Zahlen, die für sich sprechen. Und deren Konsequenz den großen Energieversorgern naturgemäß nicht schmeckt. Dennoch zeigt sich der pragmatische Wissenschaftler überzeugt, dass Strom in Zukunft in hohem Maße dezentral erzeugt wird. „Energie aus erneuerbaren Quellen lässt sich längst zu ausgesprochen attraktiven Konditionen gewinnen, und binnen weniger Jahre werden die Speicher sicher, günstig und leistungsfähig genug sein, um sich auf dem Markt durchzusetzen. Dazu leisten wir unseren Beitrag.“ Wenn erst mal eine gewisse Zahl von Privatverbrauchern, Hausbesitzern und Gewerbetreibenden ihren eigenen Strom produziere und weitgehend selbst verbrauche, werde sich die Entwicklung nicht zurückdrehen lassen.

Kurz: „Ich sehe nicht, dass in einem zivilisierten und demokratischen Land wie Deutschland die dezentrale Stromversorgung aufzuhalten ist.“ Die richtige Speichertechnologie ist der letzte Schlüssel dazu.

 

Forschung für Märkte

Das Karlsruher Institut für Technologie versteht sich als Forschungseinrichtung, die technologische Entwicklungen mit Blick auf deren Marktfähigkeit vorantreibt und der Wirtschaft qualifiziert zuarbeitet. „Die Ergebnisse unserer Arbeit sollen helfen, wirtschaftliche Potenziale zu entwickeln und auszuschöpfen“, so Olaf Wollersheim. „Wir bieten dem Markt gut ausgebildete Studenten, und die Industrie bekommt von uns praxisorientierte Forschungsergebnisse sowie funktions- und marktfähige Prototypen und Technologien.“

Für viele seiner Entwicklungen vergibt das KIT Lizenzen.
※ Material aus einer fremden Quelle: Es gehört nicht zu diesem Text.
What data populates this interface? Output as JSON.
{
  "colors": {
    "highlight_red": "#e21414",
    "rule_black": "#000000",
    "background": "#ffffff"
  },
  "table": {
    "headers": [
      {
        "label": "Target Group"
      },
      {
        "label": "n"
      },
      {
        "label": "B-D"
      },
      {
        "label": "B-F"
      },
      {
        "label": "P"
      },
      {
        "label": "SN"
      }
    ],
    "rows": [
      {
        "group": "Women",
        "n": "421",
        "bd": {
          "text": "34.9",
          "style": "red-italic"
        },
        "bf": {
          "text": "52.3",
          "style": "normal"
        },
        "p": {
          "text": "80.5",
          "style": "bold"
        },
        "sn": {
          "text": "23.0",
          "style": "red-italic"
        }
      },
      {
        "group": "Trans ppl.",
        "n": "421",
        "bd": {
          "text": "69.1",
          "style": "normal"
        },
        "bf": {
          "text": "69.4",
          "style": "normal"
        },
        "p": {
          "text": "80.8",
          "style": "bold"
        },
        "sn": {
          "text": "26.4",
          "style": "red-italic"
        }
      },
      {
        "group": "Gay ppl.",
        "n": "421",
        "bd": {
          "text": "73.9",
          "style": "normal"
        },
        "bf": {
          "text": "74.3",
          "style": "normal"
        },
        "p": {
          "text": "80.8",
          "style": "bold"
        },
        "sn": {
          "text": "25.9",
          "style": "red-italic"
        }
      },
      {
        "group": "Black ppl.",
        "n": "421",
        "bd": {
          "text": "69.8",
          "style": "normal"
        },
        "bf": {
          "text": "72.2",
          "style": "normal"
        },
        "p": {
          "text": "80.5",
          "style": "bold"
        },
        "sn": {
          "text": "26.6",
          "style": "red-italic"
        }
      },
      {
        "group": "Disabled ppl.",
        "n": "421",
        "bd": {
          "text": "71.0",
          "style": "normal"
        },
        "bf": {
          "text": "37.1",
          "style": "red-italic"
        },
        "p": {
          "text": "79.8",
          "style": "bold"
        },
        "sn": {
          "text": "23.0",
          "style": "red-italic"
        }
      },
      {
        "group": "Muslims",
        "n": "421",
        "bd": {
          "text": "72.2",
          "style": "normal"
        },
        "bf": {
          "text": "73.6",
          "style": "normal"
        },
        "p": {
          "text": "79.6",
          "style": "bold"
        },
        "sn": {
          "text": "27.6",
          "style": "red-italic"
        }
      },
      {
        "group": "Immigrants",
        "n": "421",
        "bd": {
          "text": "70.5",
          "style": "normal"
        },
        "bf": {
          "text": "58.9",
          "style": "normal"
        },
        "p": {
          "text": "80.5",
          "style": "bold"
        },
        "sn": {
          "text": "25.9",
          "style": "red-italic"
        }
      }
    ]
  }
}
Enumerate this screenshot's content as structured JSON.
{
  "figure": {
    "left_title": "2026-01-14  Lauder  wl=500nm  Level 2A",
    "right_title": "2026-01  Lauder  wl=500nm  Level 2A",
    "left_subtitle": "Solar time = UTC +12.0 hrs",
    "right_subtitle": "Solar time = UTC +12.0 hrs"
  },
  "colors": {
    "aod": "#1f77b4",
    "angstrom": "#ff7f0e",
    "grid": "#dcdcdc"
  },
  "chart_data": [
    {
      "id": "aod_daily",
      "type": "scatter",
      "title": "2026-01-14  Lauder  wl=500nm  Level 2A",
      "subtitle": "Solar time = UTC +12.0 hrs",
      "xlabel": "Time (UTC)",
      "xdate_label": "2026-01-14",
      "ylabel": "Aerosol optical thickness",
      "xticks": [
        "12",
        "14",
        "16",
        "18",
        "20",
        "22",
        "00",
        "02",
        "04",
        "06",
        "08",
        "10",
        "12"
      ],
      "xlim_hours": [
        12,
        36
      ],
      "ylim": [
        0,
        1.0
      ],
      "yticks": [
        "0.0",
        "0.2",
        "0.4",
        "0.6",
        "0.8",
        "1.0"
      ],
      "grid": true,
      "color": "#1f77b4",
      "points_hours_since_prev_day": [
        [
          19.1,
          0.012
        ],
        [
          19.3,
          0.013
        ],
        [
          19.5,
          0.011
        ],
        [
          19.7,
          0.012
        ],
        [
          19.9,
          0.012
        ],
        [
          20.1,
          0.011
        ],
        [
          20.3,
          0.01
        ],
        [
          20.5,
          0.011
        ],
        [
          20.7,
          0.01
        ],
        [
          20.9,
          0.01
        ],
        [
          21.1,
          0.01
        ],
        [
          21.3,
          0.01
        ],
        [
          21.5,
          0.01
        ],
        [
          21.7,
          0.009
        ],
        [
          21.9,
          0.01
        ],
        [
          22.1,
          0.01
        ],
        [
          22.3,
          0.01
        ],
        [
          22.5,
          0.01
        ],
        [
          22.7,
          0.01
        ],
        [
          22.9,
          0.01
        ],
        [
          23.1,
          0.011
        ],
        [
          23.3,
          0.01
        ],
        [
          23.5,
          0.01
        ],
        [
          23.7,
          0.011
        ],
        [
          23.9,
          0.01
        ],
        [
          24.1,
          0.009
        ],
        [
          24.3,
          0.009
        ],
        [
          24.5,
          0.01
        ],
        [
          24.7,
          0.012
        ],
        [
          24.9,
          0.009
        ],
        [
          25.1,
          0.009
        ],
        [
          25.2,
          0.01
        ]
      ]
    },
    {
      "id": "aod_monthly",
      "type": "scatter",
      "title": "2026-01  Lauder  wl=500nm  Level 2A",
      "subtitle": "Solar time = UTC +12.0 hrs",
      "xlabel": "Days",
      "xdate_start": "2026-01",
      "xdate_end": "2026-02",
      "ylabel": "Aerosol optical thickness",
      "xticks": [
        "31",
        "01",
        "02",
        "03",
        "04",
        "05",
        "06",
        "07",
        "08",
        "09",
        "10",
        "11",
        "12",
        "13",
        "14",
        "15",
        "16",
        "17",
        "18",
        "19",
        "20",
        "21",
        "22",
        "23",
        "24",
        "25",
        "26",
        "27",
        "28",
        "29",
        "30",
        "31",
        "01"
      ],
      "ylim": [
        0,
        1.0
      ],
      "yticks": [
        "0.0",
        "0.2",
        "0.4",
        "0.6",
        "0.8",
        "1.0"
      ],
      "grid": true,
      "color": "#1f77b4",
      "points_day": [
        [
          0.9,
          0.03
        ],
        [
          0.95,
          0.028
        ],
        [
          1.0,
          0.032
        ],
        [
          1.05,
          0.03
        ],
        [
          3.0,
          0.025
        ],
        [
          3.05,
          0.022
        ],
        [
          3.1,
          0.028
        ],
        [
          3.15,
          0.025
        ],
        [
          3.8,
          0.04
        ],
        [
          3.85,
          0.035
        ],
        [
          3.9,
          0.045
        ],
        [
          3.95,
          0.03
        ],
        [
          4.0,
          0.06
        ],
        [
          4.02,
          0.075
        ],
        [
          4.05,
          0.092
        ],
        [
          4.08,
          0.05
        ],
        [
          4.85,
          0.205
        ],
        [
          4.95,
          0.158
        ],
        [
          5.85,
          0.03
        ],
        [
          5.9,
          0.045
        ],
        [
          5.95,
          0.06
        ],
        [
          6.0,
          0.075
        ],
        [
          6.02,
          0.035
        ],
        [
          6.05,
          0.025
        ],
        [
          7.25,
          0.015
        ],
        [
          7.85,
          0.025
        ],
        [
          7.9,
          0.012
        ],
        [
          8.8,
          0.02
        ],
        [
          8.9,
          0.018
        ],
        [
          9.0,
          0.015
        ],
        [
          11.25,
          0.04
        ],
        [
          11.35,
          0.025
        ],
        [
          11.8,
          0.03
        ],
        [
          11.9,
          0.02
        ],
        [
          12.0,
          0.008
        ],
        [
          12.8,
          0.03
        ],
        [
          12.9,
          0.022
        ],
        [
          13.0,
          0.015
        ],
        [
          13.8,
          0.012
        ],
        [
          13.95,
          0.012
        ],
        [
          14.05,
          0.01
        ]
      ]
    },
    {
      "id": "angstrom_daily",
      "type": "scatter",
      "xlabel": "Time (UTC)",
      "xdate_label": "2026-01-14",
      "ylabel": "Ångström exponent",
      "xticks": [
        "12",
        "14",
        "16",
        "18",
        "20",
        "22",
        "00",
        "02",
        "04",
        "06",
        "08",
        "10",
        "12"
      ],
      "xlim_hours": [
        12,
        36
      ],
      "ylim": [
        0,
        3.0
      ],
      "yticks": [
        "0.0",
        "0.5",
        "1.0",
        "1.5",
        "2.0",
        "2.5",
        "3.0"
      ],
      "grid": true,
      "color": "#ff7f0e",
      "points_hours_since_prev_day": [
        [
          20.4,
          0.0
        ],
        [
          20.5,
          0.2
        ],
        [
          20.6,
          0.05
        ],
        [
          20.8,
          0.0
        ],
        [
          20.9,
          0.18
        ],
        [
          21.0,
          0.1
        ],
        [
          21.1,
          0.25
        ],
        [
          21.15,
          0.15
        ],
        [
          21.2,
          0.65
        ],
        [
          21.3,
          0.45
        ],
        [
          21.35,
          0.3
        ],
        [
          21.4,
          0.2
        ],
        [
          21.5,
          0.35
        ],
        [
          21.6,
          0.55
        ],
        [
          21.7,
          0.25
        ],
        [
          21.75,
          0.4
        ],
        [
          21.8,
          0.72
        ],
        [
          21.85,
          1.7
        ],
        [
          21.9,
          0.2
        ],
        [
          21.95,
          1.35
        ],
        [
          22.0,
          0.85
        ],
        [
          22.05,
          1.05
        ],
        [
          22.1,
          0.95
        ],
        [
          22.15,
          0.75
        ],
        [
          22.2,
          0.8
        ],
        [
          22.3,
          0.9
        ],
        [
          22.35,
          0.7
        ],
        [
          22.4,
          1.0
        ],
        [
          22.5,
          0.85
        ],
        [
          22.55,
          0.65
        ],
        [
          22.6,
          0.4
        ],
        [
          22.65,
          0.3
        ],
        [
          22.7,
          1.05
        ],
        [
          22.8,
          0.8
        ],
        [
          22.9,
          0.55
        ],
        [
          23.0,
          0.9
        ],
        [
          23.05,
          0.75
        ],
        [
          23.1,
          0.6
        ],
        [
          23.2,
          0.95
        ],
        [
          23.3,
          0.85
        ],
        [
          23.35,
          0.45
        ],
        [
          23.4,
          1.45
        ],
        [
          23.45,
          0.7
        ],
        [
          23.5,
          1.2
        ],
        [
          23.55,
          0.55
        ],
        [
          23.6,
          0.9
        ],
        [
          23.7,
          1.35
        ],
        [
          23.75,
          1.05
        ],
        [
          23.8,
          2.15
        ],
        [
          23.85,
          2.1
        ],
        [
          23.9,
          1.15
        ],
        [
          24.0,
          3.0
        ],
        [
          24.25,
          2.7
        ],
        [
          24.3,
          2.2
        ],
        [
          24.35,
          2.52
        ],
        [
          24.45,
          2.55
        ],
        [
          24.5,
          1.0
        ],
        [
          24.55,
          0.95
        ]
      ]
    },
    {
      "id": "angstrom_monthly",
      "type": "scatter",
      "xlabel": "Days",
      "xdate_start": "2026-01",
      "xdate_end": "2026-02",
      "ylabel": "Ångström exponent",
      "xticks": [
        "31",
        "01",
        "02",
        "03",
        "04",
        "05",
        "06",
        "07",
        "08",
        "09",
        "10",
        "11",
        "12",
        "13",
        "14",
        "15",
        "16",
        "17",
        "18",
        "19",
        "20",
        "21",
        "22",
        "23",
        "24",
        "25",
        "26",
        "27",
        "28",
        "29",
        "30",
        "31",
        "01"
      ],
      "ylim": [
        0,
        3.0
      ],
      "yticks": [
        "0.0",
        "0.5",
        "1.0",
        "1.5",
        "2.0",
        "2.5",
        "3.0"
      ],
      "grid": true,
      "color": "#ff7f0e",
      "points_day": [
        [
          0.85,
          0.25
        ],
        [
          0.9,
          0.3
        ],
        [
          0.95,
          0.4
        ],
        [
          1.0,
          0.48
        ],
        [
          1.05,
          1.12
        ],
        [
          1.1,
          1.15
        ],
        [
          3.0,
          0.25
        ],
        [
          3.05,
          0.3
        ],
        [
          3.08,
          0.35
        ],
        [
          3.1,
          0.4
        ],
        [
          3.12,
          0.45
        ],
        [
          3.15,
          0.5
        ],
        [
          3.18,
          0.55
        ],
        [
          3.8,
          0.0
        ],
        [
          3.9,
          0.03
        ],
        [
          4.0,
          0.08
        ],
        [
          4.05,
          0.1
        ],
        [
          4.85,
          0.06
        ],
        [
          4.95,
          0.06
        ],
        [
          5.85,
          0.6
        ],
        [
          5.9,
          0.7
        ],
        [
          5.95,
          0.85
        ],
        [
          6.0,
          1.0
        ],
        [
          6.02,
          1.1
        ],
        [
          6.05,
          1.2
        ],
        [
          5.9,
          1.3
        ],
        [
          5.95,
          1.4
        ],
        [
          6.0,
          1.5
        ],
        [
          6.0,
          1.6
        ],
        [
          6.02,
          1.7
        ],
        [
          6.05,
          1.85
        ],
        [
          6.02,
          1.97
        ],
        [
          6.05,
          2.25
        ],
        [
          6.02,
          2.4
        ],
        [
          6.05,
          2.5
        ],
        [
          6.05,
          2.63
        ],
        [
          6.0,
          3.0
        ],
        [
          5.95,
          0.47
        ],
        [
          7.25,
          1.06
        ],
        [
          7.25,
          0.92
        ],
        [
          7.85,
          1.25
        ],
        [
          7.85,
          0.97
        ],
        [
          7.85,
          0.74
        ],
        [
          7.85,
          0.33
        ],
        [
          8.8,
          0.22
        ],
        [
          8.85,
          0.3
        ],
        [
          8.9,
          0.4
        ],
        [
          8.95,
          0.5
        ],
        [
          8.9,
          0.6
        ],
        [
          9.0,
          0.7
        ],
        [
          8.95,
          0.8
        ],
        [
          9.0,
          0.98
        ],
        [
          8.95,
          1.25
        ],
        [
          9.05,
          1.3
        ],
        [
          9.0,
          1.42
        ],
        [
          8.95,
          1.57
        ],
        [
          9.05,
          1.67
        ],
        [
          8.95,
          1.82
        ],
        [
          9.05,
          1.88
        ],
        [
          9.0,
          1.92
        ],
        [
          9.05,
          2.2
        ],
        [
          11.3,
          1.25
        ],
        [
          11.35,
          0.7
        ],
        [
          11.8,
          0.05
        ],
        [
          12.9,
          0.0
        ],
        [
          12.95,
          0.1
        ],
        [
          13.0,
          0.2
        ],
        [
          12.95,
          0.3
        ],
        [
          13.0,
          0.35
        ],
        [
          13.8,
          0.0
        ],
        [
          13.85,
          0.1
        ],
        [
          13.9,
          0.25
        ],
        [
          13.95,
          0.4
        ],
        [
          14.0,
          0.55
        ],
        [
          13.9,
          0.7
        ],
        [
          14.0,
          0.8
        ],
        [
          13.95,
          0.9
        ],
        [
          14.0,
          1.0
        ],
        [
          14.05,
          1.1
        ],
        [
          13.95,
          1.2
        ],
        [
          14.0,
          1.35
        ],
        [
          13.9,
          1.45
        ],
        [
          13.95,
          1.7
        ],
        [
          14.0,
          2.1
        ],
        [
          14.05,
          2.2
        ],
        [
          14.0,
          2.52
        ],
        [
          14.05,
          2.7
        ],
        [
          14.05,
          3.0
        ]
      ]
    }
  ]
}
Sie sollen Industrieunternehmen in die Lage versetzen, mit überschaubarem Forschungsaufwand in die Serienproduktion zu gehen. „Die Systeme, die wir lizenzieren, sind sicher. Wir achten auf Wirtschaftlichkeit und Produktionsfähigkeit – und wir prüfen auch, dass für die jeweils benötigten Schlüsselkomponenten qualifizierte Lieferanten zur Verfügung stehen.“

 

Stadtbus mit E-Antrieb

Derzeit entwickeln Wissenschaftler am KIT einen Stadtbus mit Elektroantrieb. In spätestens zwei Jahren soll das Projekt marktreif sein. Unter anderem beteiligt sich der Lehrstuhl für Bahnsystemtechnik (BST) am Projekt „PRIMOVE Mannheim“, bei dem es unter anderem um den Einsatz von induktiv ladenden E-Bussen im urbanen Verkehr geht. Im Rahmen des Projekts setzen die Rhein-Neckar-Verkehrsbetriebe (RNV) seit vergangenem Jahr auf der Mannheimer Buslinie 63 zwei rein elektrisch betriebene Busse ein, die an ausgewählten Haltestellen induktiv Energie nachtanken.